One thing that you’ll often find when using
PyMC3 or other libraries for gradient-based inference) is that performance of your inference can be quite sensitive to the parameterization of your problem.
For example, you might see warnings from
PyMC3 telling you to consider reparameterizing your model (because of divergences) or (worse!) you might find that sampling is unreasonably slow or the number of effective samples is very small.
These issues can almost always be solved by investigating any sources of non-linear degeneracies between parameters in your model or heavy tails in the posterior density.
The Stan User’s Guide includes some general advice about reparameterization that can be a useful place to start, but I’ve found that the best choices tend to be pretty problem specific.
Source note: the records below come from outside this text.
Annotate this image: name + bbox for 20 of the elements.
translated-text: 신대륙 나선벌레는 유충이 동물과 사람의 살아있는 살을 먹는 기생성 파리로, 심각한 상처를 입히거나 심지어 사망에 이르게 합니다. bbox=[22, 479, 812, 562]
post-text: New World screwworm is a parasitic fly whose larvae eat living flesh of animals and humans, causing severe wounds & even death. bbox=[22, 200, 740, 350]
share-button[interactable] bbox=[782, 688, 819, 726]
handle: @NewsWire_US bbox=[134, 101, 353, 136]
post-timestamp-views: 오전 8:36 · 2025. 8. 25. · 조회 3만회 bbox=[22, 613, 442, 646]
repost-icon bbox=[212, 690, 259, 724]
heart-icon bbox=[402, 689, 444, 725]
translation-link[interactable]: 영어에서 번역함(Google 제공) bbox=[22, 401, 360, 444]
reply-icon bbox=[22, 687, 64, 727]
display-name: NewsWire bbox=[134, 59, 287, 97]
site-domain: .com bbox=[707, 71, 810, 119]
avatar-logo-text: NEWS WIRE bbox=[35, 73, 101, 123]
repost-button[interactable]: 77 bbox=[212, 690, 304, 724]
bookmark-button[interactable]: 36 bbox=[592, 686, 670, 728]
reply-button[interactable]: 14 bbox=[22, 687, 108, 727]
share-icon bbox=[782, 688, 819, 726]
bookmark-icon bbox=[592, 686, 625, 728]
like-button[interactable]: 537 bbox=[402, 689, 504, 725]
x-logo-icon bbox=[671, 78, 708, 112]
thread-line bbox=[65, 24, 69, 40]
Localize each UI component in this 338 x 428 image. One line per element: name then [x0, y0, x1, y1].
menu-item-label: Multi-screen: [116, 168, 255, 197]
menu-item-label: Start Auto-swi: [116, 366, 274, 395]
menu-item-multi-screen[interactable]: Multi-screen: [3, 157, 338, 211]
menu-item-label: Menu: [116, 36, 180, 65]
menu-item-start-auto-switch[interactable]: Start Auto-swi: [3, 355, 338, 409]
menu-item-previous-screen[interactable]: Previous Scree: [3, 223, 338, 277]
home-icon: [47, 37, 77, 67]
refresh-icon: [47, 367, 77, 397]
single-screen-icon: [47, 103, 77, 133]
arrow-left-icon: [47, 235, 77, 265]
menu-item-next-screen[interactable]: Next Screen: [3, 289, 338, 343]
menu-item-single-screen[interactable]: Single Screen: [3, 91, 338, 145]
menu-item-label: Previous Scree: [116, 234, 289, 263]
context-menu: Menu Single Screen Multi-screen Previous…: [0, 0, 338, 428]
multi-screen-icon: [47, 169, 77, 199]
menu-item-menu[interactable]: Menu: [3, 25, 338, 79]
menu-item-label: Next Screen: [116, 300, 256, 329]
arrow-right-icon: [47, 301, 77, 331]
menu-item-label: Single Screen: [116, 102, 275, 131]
Throughout these tutorials and the Case Studies we have tried to select sensible parameterizations (sometimes after many experiments) and comment wherever we’ve chosen something non-standard.
Some of the trickiest parameters are things like orbital eccentricity, inclination, and other angles. In the case of eccentricity, you can sometimes reparameterize in terms of an observable (such as transit duration, see the “Quick fits for TESS light curves” case study). For angles it can sometimes be better to parameterize in terms of sums or differences of pairs of angles (see the example at Astrometry for a demo).
As I learn more general advice for reparameterization of
exoplanet models, I’ll try to keep this page updated, but in the meantime, feel free to start a “discussion” on the GitHub repository if you discover a particularly good or tricky parameterization problem.